As companies like Uber and Handy have fallen under scrutiny for toxic corporate culture and worker mistreatment (in 2015, a Handy worker sued the company, claiming she made only $14 for 30 hours of work), a space has opened up for more serious consideration of worker-owned platforms.
Platform cooperativism is a concept that Trebor Scholz, an author and New School professor, and a number of other researchers and advocates have been extolling for years as an ethical alternative to the gig economy. Instead of Uber and Lyft, for example, a worker-owned rideshare co-op could ferry people around cities (places like Austin, London and Denver are already experimenting with this model), and cooperative platforms like Up & Go could eventually scale to replace Handy and Taskrabbit.
digital platform is an online or app-based space and business model in which consumers (users) and producers (owners) interact.
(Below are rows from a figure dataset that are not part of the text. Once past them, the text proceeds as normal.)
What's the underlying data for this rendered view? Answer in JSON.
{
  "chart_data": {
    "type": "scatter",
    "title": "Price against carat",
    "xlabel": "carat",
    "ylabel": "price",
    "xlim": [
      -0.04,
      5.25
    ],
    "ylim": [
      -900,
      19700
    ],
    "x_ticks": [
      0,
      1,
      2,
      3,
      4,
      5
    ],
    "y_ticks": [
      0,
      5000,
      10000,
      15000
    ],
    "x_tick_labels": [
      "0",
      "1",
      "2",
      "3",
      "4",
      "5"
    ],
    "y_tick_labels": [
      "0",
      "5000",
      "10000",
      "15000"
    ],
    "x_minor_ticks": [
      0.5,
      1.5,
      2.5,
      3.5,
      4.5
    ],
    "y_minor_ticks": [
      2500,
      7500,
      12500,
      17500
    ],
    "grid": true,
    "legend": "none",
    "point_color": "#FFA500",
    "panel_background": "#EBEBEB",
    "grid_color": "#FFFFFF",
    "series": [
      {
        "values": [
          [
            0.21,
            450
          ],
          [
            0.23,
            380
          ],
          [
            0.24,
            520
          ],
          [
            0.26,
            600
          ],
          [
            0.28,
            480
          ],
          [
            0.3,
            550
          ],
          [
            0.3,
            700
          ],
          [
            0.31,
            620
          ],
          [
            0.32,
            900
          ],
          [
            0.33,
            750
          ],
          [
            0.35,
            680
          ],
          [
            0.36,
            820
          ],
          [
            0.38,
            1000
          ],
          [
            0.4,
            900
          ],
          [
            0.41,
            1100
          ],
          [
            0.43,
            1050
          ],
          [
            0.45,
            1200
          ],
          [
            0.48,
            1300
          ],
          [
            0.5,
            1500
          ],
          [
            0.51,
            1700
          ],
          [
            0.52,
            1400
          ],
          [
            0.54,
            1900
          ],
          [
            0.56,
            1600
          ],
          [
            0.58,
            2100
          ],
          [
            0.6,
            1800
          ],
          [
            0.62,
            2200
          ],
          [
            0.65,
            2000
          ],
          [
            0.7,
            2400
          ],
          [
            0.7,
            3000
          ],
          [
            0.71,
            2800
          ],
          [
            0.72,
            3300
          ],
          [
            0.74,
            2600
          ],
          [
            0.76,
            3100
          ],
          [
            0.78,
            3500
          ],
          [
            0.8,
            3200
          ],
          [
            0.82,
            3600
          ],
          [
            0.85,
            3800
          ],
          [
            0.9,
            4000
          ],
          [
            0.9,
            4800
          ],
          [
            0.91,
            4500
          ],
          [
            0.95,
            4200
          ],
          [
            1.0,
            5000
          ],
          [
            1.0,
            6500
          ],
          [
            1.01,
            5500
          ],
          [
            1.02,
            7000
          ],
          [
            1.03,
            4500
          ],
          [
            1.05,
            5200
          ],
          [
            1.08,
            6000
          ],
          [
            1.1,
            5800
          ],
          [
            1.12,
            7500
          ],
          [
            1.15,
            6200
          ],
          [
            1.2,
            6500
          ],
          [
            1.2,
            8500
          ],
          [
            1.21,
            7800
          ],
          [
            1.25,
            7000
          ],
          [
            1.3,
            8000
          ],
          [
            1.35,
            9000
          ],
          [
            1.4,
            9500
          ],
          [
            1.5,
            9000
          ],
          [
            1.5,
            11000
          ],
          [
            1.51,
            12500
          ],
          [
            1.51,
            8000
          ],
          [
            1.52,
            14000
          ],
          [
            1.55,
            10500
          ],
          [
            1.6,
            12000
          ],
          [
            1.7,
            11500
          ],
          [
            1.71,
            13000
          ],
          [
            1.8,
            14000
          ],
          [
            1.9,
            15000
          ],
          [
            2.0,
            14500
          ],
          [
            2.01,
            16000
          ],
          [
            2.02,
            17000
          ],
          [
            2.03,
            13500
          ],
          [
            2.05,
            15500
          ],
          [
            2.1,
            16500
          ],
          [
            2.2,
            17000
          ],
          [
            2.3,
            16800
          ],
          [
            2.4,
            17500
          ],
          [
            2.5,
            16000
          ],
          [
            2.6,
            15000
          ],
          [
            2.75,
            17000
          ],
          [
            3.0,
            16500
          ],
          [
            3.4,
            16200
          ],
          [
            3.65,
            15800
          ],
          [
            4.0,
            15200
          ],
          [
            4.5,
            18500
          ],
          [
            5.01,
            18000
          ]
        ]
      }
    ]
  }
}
On the social platform Facebook, for instance, users interact with each other by liking and posting things, while producers collect data on those consumer habits and use it to sell advertising. On on-demand platforms like Handy, some users hire other users to clean their homes, and the producers take a cut of that interaction to pay themselves. As we’ve learned over the years, this digital platform model often creates vulnerabilities for users–especially those like Uber drivers and Handy workers, who perform labor for other users but also under the umbrella of the larger producer company, without gaining “employee” status.
Advocates like Scholz see platform coops–in which users ultimately own and control the platforms–as a viable and more equitable alternative to the extractive model we’re currently see scale. To that end, Scholz’s organization, the Platform Cooperative Consortium at The New School, is debuting a Platform Co-op Development Kit. With a $1 million startup grant from Google.org (part of a $50 million economic development grant competition), the Kit will help bring worker cooperatives into the digital economy, and fund the buildout of platforms that will support their work.